Wednesday, March 31, 2010

The DOA 480

NVIDIA officially launched the Fermi architecture last week with the GTX 480 and GTX 470.

In the last generation, both NVIDIA and ATI lost their minds in regards to heat. High-end cards reached temperatures in the 85-90C (185-194F) range under load.

That was, well, ridiculous.

ATI mended its ways with the 5800 series of cards, released in late September of last year. The high-end 5870 was roughly 40% faster than the 4870, but it was also 10C cooler under load (77C) and about 5 dB quieter. I have a 5850, which is roughly 20% slower than the 5870 at 1920x1200 (my monitor's resolution), but it's 10C cooler under load than the 5870 and 3 dB quieter. It's the best combination of price, performance, and thermal management that I've ever seen in a video card.

So did NVIDIA follow this path? No.

The GTX 480 is 10-15% faster than the 5870 (a thorough Anandtech article is here), but the card hits 95C under load! Actually, because of a slight delay between reaching a temperature threshold and increasing the fan speed, Anandtech said that the card actually hit 98C.

Water boils at 100C. That's how freaking hot this card gets.

It's not just the 20C temperature difference on the card, though, or the 5 dB difference between the 480 and the 5870 under load (the 480 is really, really loud when the fan spins up). What I'm really curious about is how much faster your case fans have to spin with so much extra heat coming from the card. Some of that heat gets vented out the card's exhaust, but not all of it, and the temperatures inside your case must go up. So it's not just that the 480 is louder than the 5870--in all likelihood, the case fans will be louder, too.

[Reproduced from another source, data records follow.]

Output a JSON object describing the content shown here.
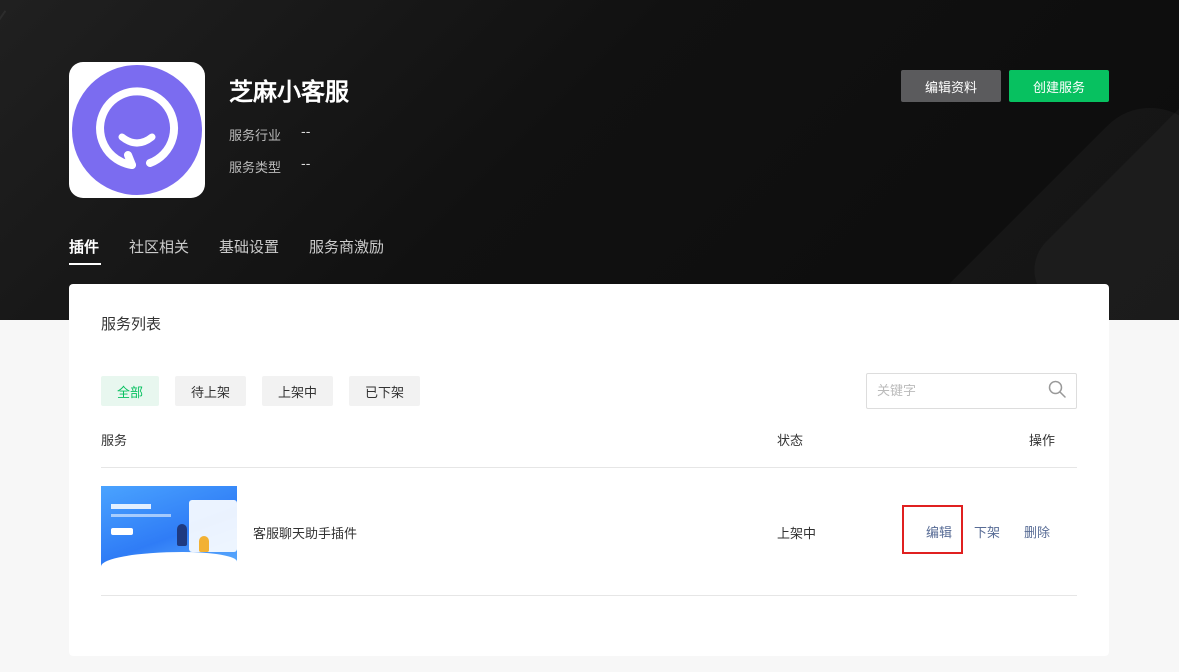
{
  "header": {
    "app_name": "芝麻小客服",
    "meta": [
      {
        "label": "服务行业",
        "value": "--"
      },
      {
        "label": "服务类型",
        "value": "--"
      }
    ],
    "buttons": {
      "edit_profile": "编辑资料",
      "create_service": "创建服务"
    },
    "logo": {
      "icon": "smile-chat-icon",
      "color": "#7b6cf0"
    }
  },
  "tabs": [
    "插件",
    "社区相关",
    "基础设置",
    "服务商激励"
  ],
  "card": {
    "title": "服务列表",
    "filters": [
      "全部",
      "待上架",
      "上架中",
      "已下架"
    ],
    "search": {
      "placeholder": "关键字",
      "icon": "search-icon"
    },
    "columns": {
      "service": "服务",
      "status": "状态",
      "actions": "操作"
    },
    "rows": [
      {
        "name": "客服聊天助手插件",
        "status": "上架中",
        "actions": {
          "edit": "编辑",
          "unlist": "下架",
          "delete": "删除"
        }
      }
    ]
  },
  "colors": {
    "accent": "#07c160",
    "link": "#576b95",
    "highlight": "#e02020"
  }
}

At $499, the 480 has DOA written all over it. I wouldn't be surprised at all if only a few thousand cards are produced, and NVIDIA gets to a respin of the hardware as quickly as possible. Yields are still apparently very poor, and there can't be much of a threshold when the "good" cards reach 95C under load.

I do think they might have a future in the nuclear reactor business, though.